INVISIBLE CITIES - 77 WONDERS

 

„Arriving at each new city, the traveler finds again a past of his that he did not know he had: the foreignness of what you no longer are or no longer possess lies in wait for you in foreign, unprocessed places.”

So writes Italo Calvino, in the “Invisible Cities”, a collection of tales describing journeys of Marco Polo, which provided important inspiration for my photo essay.

Traversing the vast Mongol empire, the Venetian explorer shares tales from imaginary, beguiling cities. He visits Hypatia, where crabs are “biting the eyes of suicides;” and Raissa, the city of sadness, that nevertheless contains parts of happiness unaware of their existence; he describes places where people live suspended over the abyss; and parallel cities built for those who are yet to be born.
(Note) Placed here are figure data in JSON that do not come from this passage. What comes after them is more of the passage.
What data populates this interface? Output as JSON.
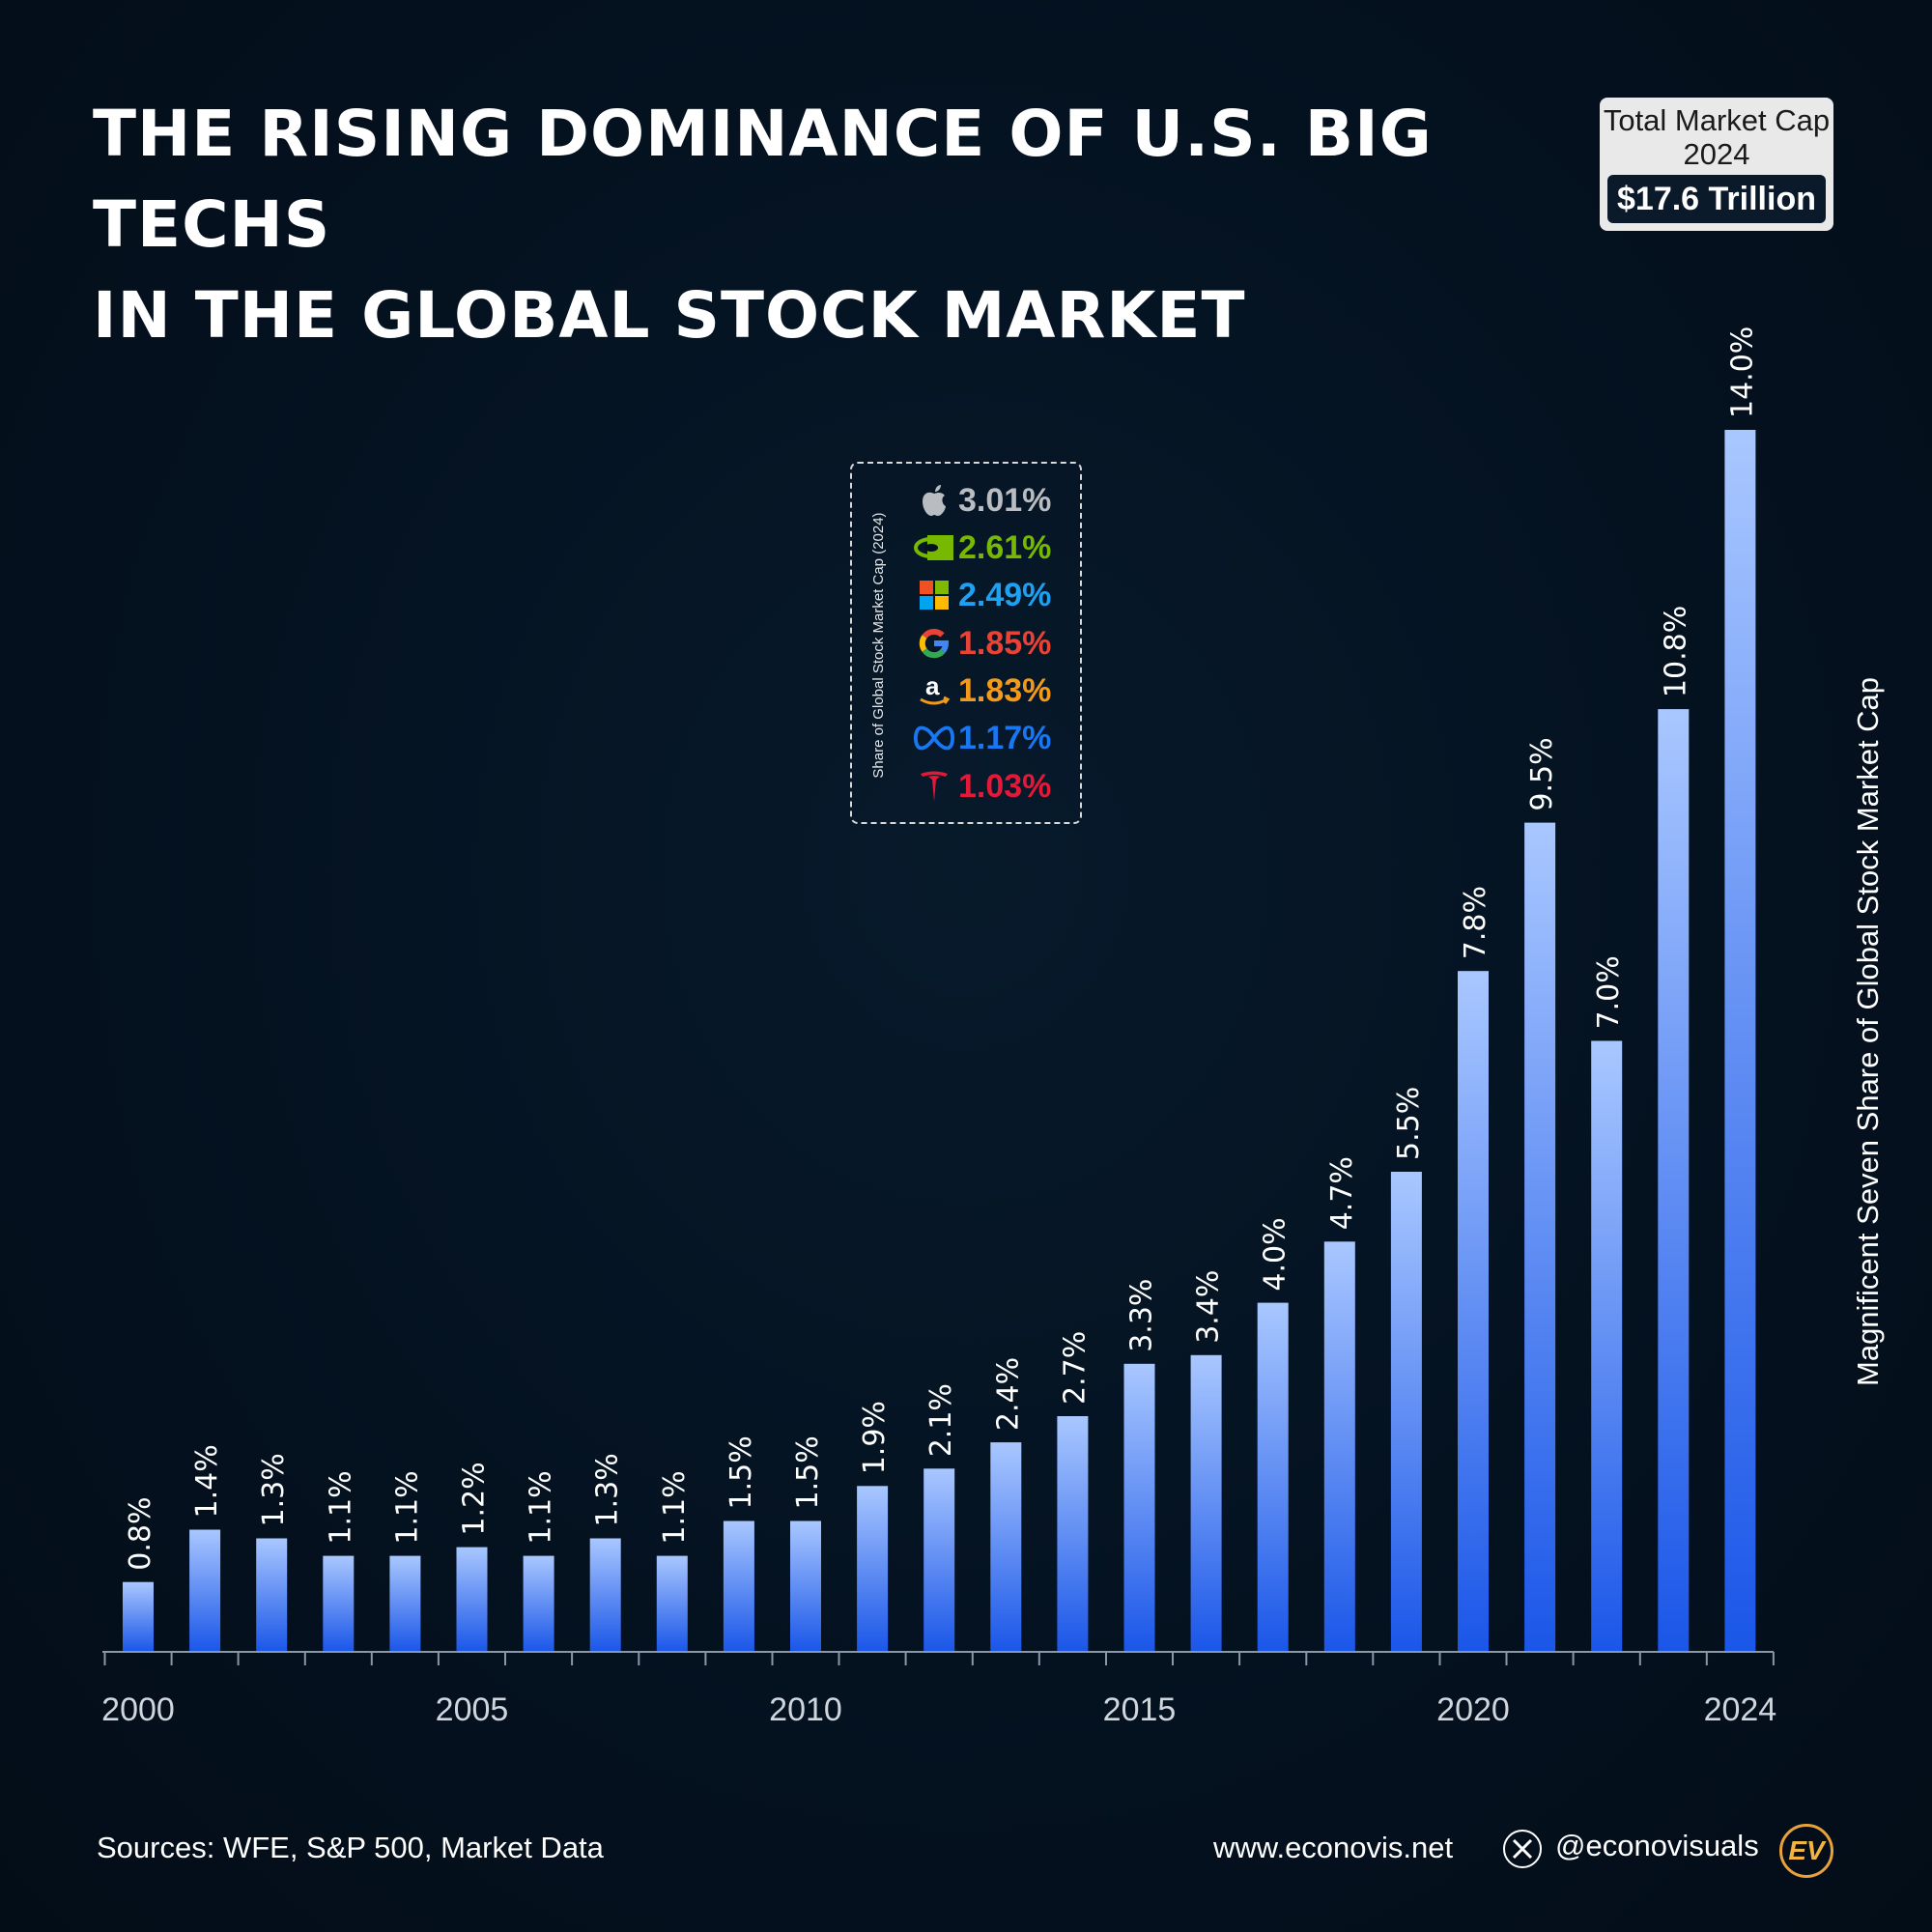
{
  "title": {
    "line1": "THE RISING DOMINANCE OF U.S. BIG TECHS",
    "line2": "IN THE GLOBAL STOCK MARKET"
  },
  "market_cap_box": {
    "label": "Total Market Cap",
    "year": "2024",
    "value": "$17.6 Trillion"
  },
  "legend": {
    "caption": "Share of Global Stock Market Cap (2024)",
    "items": [
      {
        "icon": "apple-icon",
        "value": "3.01%",
        "color": "#b9bdc2"
      },
      {
        "icon": "nvidia-icon",
        "value": "2.61%",
        "color": "#76b900"
      },
      {
        "icon": "microsoft-icon",
        "value": "2.49%",
        "color": "#1ea1f2"
      },
      {
        "icon": "google-icon",
        "value": "1.85%",
        "color": "#ea4335"
      },
      {
        "icon": "amazon-icon",
        "value": "1.83%",
        "color": "#f49a1a"
      },
      {
        "icon": "meta-icon",
        "value": "1.17%",
        "color": "#1877f2"
      },
      {
        "icon": "tesla-icon",
        "value": "1.03%",
        "color": "#e31937"
      }
    ]
  },
  "chart_data": {
    "type": "bar",
    "title": "THE RISING DOMINANCE OF U.S. BIG TECHS IN THE GLOBAL STOCK MARKET",
    "xlabel": "",
    "ylabel": "Magnificent Seven Share of Global Stock Market Cap",
    "categories": [
      2000,
      2001,
      2002,
      2003,
      2004,
      2005,
      2006,
      2007,
      2008,
      2009,
      2010,
      2011,
      2012,
      2013,
      2014,
      2015,
      2016,
      2017,
      2018,
      2019,
      2020,
      2021,
      2022,
      2023,
      2024
    ],
    "values": [
      0.8,
      1.4,
      1.3,
      1.1,
      1.1,
      1.2,
      1.1,
      1.3,
      1.1,
      1.5,
      1.5,
      1.9,
      2.1,
      2.4,
      2.7,
      3.3,
      3.4,
      4.0,
      4.7,
      5.5,
      7.8,
      9.5,
      7.0,
      10.8,
      14.0
    ],
    "value_labels": [
      "0.8%",
      "1.4%",
      "1.3%",
      "1.1%",
      "1.1%",
      "1.2%",
      "1.1%",
      "1.3%",
      "1.1%",
      "1.5%",
      "1.5%",
      "1.9%",
      "2.1%",
      "2.4%",
      "2.7%",
      "3.3%",
      "3.4%",
      "4.0%",
      "4.7%",
      "5.5%",
      "7.8%",
      "9.5%",
      "7.0%",
      "10.8%",
      "14.0%"
    ],
    "x_tick_labels": [
      "2000",
      "2005",
      "2010",
      "2015",
      "2020",
      "2024"
    ],
    "x_tick_years": [
      2000,
      2005,
      2010,
      2015,
      2020,
      2024
    ],
    "ylim": [
      0,
      14.0
    ],
    "grid": false,
    "colors": {
      "bar_top": "#a9c7ff",
      "bar_bottom": "#1a56e8",
      "axis": "#8a97a6"
    }
  },
  "footer": {
    "sources": "Sources: WFE, S&P 500, Market Data",
    "website": "www.econovis.net",
    "handle": "@econovisuals",
    "logo_text": "EV"
  }
}
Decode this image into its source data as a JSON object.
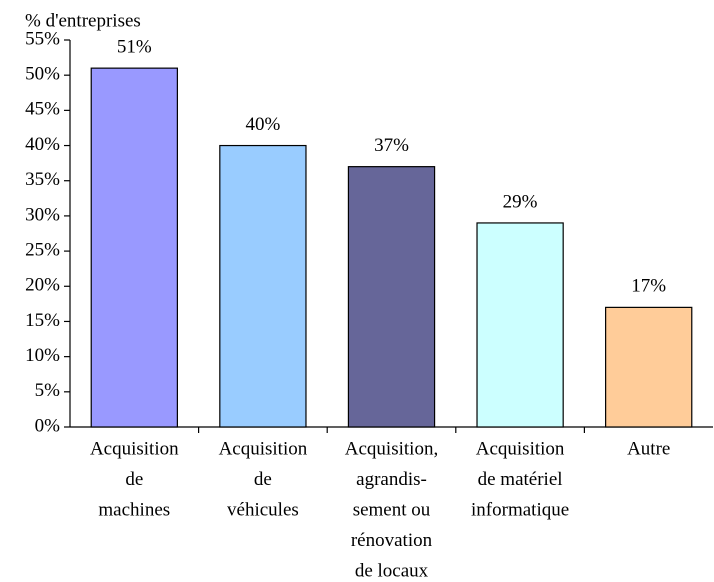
{
  "chart_data": {
    "type": "bar",
    "y_label": "% d'entreprises",
    "categories": [
      [
        "Acquisition",
        "de",
        "machines"
      ],
      [
        "Acquisition",
        "de",
        "véhicules"
      ],
      [
        "Acquisition,",
        "agrandis-",
        "sement ou",
        "rénovation",
        "de locaux"
      ],
      [
        "Acquisition",
        "de matériel",
        "informatique"
      ],
      [
        "Autre"
      ]
    ],
    "values": [
      51,
      40,
      37,
      29,
      17
    ],
    "value_labels": [
      "51%",
      "40%",
      "37%",
      "29%",
      "17%"
    ],
    "colors": [
      "#9999ff",
      "#99ccff",
      "#666699",
      "#ccffff",
      "#ffcc99"
    ],
    "ylim": [
      0,
      55
    ],
    "yticks": [
      {
        "value": 0,
        "label": "0%"
      },
      {
        "value": 5,
        "label": "5%"
      },
      {
        "value": 10,
        "label": "10%"
      },
      {
        "value": 15,
        "label": "15%"
      },
      {
        "value": 20,
        "label": "20%"
      },
      {
        "value": 25,
        "label": "25%"
      },
      {
        "value": 30,
        "label": "30%"
      },
      {
        "value": 35,
        "label": "35%"
      },
      {
        "value": 40,
        "label": "40%"
      },
      {
        "value": 45,
        "label": "45%"
      },
      {
        "value": 50,
        "label": "50%"
      },
      {
        "value": 55,
        "label": "55%"
      }
    ],
    "grid": false
  }
}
All those cities are “unreal” one may say – built of ideas, rather than concrete, glass and steel. And so, to some extent, are  cities featured in this photo essay: New York, where I arrived as a young adult and which I now consider home; Tokyo, a city of contradictions, where I had a chance to live for four years, but which I was never able to possess; and Shanghai, the city that is constantly being born.

 
 

In the words of Calvino:

„With cities, it is as with dreams: everything imaginable can be dreamed, but even the most unexpected dream is a rebus that conceals a desire or, its reverse, a fear. […] 
Cities, like dreams, are made of desires and fears, even if the thread of their discourse is secret, their rules are absurd, their perspective deceitful, and everything conceals something else.”

My work, which extends from documentary and cultural to fine art photography, is usually an attempt to shed some light on, or decipher, what cannot easily be comprehended or articulated with words.  I am attracted to what is secret and concealed.

In the “Invisible Cities” series I am photographing cities that are dramatically different from each other. But I am trying to focus on something that they – and maybe all cities – have in common: dreams and fears hidden amid alleys, streets and squares. I am looking at dazzling lights, soaring buildings, ancient temples and markets – centuries of human ingenuity and ambition. I am also searching for intimate moments: subtle shadows, anxieties, sorrows and longings. It’s that tension that I find enchanting: fragility of human existence juxtaposed with strength, ambition and patience. And a sense of wonder: 

„Cities also believe they are the work of the mind, of chance, but neither the one nor the other suffices to hold up their walls. You take delight not in a city’s seven or seventy wonders, but in the answer it gives to a question of yours.”